内科、整形外科から心療内科まで、広い領域をカバー
診療科目が多いことが最大の特徴です。
現在は、高血圧症、高脂血症、糖尿病、気管支ぜんそく、慢性閉塞性肺疾患(たばこ病)、胃炎、逆流性食道炎などの内科、腰痛や関節症などの整形外科を中心に、肛門内科・外科、アレルギー科、皮膚科、リハビリテーション科、心療内科の疾患をもつ患者さんが多く受診していますが、基本的にはかかりつけ医として「なんでも診ます」というポリシーで診療しています。肛門の痛みで悩むイボ痔の患者さんには外来で手術を行っています。
また、ご高齢になると糖尿病と腰痛といったように、内科疾患と整形外科疾患を併せもつ方が少なくありません。さらに足白癬(水虫)や帯状疱疹といった皮膚のトラブル、うつ病なども増えてきます。
私自身、昔から精神科疾患には関心がありました。
また、救命救急センターには薬物中毒や自傷行為といった、メンタル面でのトラブルを抱える患者さんがたくさん運ばれてきます。彼らに対して、まずは初期治療を行いますが、多くの方は重症ですので1ヵ月程度は入院され、その間には精神面の管理も含めたフォローを行っていました。そんな経験もあり、当クリニックの診療科目には心療内科も含めています。一時は、うつ病の患者さんを120人ほど診ていた時期もあります。
患者さんから「診療所をいくつも回らずに済むから助かるわ」と喜んでいただくことも多いです。もちろん、重症化したものや専門性の高い疾患は大規模病院に紹介しますが、それ以外はできるだけ当クリニックで診ていきたいと考えています。複数の疾患がある場合は、そのときの症状によってどの疾患を優先的に治療するか考えながら、全身管理をすることが大事になります。
しんどい時に「できるだけここで治してあげたい」
過去の関連病院や救命救急センターでの勤務経験が大きく、大学の医局から小規模の関連病院に行くと泌尿器科や皮膚科、精神科など、その病院にはない診療科の病気もよく任されました。また、奈良県の救命救急センターは県内の高次救急患者を年間1500人ほど受け入れるような施設で、そのうち1割は心肺停止という非常に厳しい環境でした。交通外傷、脳内出血、心筋梗塞などあらゆる重症患者で初期対応をしている中で「なんでも自分で考えて診ていこう」という素地ができましたね。「救命救急センターでは勤務したくない」と言う医師もいるほど忙しい日々でしたが、多くの症例を経験し、知識や経験を積むことができました。その結果、国内では120回、海外ではヨーロッパを中心に12回ほど国際学会で発表する機会を得ることができたので良かったと思います。

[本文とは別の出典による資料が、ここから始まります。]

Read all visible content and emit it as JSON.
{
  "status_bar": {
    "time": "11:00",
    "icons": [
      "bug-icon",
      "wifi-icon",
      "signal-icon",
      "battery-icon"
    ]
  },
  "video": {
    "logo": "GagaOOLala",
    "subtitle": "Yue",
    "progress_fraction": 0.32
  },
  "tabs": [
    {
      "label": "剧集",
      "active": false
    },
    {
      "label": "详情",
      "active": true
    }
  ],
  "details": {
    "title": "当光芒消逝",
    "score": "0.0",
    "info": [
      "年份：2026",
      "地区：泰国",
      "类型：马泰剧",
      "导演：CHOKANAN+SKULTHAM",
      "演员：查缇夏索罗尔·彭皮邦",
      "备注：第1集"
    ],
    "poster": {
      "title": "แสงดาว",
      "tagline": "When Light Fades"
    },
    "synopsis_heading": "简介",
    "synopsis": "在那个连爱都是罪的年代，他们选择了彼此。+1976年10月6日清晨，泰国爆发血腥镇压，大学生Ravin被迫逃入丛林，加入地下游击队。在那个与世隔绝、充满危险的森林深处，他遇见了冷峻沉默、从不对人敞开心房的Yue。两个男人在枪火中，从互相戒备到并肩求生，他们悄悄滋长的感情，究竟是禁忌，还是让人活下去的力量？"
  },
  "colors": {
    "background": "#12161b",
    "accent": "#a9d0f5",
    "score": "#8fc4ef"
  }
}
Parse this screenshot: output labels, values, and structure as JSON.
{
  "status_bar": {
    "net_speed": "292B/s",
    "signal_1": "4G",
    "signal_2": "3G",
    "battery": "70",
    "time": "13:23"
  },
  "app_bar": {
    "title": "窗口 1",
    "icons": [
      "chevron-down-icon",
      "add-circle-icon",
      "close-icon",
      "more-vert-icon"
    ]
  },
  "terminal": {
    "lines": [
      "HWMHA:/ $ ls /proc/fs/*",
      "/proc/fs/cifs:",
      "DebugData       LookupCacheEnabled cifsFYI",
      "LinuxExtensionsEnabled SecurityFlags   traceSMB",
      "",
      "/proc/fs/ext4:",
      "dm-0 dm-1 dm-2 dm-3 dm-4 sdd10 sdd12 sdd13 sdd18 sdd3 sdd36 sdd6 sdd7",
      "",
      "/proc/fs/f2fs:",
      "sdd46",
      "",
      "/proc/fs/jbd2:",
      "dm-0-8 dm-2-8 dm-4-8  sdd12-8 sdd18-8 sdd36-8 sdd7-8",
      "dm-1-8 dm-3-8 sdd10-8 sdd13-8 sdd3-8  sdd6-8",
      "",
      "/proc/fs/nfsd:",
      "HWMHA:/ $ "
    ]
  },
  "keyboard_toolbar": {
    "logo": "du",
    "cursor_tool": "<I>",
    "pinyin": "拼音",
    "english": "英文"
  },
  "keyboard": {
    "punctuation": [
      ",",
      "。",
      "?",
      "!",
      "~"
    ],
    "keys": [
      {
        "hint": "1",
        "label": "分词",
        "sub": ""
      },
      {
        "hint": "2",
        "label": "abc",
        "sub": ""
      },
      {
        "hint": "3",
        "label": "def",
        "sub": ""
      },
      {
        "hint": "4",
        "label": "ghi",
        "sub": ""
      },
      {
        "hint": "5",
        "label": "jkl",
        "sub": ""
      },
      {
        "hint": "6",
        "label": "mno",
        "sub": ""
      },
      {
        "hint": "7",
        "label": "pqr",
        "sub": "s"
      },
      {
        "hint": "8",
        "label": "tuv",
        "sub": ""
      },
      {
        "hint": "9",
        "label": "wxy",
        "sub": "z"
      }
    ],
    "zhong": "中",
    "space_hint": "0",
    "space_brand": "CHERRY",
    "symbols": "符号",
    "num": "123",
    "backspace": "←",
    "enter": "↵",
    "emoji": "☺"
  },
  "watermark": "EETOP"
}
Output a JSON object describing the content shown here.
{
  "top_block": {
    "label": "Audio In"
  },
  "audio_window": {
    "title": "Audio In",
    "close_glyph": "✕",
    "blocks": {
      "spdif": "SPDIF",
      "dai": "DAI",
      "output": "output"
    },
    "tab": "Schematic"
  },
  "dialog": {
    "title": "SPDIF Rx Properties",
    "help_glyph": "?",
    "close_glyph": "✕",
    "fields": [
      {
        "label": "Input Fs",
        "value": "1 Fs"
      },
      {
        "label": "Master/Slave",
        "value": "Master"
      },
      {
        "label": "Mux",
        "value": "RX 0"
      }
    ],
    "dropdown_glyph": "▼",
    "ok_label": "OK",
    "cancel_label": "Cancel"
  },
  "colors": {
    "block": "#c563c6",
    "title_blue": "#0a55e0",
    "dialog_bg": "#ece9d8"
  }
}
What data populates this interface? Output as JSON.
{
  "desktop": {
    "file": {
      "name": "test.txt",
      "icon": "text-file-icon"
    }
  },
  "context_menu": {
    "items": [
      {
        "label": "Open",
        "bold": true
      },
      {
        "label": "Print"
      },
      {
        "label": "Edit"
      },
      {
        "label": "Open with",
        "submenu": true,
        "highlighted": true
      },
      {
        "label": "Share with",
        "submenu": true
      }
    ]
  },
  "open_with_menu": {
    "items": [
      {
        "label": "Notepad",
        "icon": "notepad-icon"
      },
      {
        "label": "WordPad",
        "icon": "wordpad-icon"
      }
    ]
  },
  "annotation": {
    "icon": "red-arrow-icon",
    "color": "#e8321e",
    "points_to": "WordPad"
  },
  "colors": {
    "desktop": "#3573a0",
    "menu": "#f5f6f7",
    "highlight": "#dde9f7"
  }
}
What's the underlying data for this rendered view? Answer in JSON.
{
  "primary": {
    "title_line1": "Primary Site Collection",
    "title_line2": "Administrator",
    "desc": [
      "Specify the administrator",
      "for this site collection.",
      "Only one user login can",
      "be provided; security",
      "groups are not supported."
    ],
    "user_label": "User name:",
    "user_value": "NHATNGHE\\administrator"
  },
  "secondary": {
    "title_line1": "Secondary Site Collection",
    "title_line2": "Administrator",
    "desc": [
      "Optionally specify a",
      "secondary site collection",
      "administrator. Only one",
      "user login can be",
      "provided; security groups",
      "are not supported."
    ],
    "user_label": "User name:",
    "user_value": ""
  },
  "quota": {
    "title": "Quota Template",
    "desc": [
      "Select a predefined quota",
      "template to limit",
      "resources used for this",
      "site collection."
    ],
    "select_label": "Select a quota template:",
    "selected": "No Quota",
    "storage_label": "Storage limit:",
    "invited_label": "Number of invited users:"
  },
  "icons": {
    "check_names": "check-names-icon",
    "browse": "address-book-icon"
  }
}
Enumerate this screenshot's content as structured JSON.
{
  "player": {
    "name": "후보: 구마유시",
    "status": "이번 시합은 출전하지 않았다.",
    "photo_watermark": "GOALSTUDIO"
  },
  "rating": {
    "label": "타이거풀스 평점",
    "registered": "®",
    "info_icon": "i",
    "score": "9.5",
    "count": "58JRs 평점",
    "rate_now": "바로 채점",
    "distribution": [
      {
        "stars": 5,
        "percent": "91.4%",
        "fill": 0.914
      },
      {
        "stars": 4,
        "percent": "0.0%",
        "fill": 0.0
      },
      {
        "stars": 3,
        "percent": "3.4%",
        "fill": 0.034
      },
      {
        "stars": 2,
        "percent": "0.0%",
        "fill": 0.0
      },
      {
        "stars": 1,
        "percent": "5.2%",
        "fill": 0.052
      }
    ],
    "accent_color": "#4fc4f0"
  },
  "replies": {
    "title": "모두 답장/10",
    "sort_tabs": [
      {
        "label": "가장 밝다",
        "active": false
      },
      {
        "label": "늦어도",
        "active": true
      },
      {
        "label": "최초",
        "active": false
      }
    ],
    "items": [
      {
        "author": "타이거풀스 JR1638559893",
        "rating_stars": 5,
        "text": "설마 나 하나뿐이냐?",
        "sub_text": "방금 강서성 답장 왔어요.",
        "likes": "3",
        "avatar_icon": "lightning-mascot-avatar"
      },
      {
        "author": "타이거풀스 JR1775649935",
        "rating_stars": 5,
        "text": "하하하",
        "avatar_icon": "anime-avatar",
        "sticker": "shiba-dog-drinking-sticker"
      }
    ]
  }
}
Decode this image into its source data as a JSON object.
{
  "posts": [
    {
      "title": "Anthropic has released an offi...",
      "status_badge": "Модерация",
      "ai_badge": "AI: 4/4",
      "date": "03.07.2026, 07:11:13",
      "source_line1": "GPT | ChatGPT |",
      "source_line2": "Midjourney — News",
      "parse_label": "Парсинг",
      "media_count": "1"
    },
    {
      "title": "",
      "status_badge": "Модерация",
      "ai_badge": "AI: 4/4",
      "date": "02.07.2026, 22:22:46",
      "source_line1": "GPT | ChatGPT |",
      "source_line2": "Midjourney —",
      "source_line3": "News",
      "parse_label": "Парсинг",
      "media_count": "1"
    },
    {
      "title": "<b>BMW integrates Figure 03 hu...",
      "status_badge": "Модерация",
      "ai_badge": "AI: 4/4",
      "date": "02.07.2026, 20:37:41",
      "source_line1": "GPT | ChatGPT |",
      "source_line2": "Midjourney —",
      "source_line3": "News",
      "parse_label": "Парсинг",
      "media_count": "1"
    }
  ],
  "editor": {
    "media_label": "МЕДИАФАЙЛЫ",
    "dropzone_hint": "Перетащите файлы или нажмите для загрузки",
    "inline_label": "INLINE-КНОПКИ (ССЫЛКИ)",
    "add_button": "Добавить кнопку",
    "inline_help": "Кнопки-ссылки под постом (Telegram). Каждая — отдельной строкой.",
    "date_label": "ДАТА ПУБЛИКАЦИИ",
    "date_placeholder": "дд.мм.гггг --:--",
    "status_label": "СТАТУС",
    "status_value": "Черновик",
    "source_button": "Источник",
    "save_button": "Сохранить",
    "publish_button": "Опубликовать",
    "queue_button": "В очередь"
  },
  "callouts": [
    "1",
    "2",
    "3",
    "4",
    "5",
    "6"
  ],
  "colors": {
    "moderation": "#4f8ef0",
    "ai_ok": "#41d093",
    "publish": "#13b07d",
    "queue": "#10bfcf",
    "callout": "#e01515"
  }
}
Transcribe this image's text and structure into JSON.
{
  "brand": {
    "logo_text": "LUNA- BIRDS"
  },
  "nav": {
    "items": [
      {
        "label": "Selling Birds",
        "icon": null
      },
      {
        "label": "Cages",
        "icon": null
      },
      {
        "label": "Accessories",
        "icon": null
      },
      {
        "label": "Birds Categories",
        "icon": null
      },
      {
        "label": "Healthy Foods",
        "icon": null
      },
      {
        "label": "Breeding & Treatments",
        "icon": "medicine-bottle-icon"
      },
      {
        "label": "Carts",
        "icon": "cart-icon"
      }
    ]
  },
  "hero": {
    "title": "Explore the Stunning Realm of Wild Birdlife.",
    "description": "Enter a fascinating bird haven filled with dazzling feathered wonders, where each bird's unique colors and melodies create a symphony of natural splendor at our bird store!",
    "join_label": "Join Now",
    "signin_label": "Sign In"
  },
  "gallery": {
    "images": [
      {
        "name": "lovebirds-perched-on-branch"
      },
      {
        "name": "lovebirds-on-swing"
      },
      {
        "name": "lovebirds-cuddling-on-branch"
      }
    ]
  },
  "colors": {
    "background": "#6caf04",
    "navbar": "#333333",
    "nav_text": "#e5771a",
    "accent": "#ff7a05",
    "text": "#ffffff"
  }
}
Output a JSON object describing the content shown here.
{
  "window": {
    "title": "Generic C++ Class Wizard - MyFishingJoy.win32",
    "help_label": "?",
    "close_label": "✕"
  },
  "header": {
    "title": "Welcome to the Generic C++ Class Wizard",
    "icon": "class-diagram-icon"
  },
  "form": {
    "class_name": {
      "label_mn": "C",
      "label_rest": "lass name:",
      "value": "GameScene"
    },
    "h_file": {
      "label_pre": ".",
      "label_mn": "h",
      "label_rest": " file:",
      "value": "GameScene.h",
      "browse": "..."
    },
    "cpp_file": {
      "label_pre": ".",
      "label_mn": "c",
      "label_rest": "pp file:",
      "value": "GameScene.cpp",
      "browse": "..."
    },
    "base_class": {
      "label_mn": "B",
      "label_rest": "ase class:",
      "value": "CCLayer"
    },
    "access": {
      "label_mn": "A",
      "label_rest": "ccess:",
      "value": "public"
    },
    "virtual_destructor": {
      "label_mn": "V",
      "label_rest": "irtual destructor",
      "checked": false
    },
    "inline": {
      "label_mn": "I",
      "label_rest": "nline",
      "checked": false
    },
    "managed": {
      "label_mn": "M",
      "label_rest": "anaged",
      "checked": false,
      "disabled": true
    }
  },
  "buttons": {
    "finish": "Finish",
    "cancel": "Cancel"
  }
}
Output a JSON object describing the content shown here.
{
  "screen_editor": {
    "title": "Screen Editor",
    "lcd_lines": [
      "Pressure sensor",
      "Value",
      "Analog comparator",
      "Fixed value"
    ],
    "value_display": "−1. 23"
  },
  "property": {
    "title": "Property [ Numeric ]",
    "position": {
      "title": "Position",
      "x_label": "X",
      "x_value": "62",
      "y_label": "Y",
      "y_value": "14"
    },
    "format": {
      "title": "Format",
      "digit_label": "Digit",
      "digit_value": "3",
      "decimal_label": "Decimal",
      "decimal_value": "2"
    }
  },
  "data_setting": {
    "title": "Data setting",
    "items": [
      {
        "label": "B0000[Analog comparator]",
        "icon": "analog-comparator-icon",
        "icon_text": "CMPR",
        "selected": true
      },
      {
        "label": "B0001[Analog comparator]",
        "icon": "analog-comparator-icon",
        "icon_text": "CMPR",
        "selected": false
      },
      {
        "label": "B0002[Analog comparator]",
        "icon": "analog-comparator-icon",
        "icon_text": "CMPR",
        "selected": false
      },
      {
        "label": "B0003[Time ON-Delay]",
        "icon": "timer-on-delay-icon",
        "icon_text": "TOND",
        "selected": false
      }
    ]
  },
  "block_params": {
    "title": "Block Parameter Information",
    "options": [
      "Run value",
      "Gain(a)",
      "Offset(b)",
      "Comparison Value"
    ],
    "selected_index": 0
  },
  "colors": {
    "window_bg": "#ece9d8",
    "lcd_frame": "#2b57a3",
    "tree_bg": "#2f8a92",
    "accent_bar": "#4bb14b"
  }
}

訪問診療については開業前から準備をしていました。開業後、外来で診ていた患者さんがご高齢になるのに合わせて、訪問診療に移るケースが多いです。内科なら慢性心不全や呼吸不全、整形外科なら腰椎圧迫骨折や関節痛、脳梗塞に伴う麻痺や認知症などで通院できないご高齢の方が増えています。7年ほど前は月に220人ほどを徒歩や自転車で訪問していました。今は月に85人ほど、例えば月曜日は朝から午後の診療までの間に40人ほどを診ていますが、すべてタクシーを使用し、診療と看護は別動隊にしたので1軒あたりの時間もさほどかからず、当時に比べれば楽なものです。在宅診療では治療に対する力量はもちろん、患者さんやご家族との会話力、また体力も必要ですので、医師としての総合力を問われます。ここでも救命救急センターでの過酷な経験が生きていますね。
「せっかく来てくれた患者さんだから、できるだけこのクリニックで治してあげたい」という思いです。また私はざっくばらんな性格ですので、患者さんには昔から「気さくな先生」「話しやすい先生」と言われることが多いかな。特に相性の良い患者さんは、勤務医時代には異動しても次の病院までついてきてくれたものです。当クリニックの開業当初も、奈良からわざわざ通ってくれた患者さんたちがいました。だから患者さんとは話が弾みますが、待ち時間が長いことを嫌がる患者さんも多いので、そのバランスが今の悩みではあります。
開業から10年以上がたち、新しい患者さんにもクチコミで来ていただけるようになるなど、地域に根付くことができました。今後はもう少し医療機器を充実させ、待合室を広くするなど施設をリニューアルして、患者さんにより満足してもらえる医療を提供できるように、環境を整えられればと思っています。これからも、「なんでもござれ」の精神で、患者さんの健康をサポートしていきます。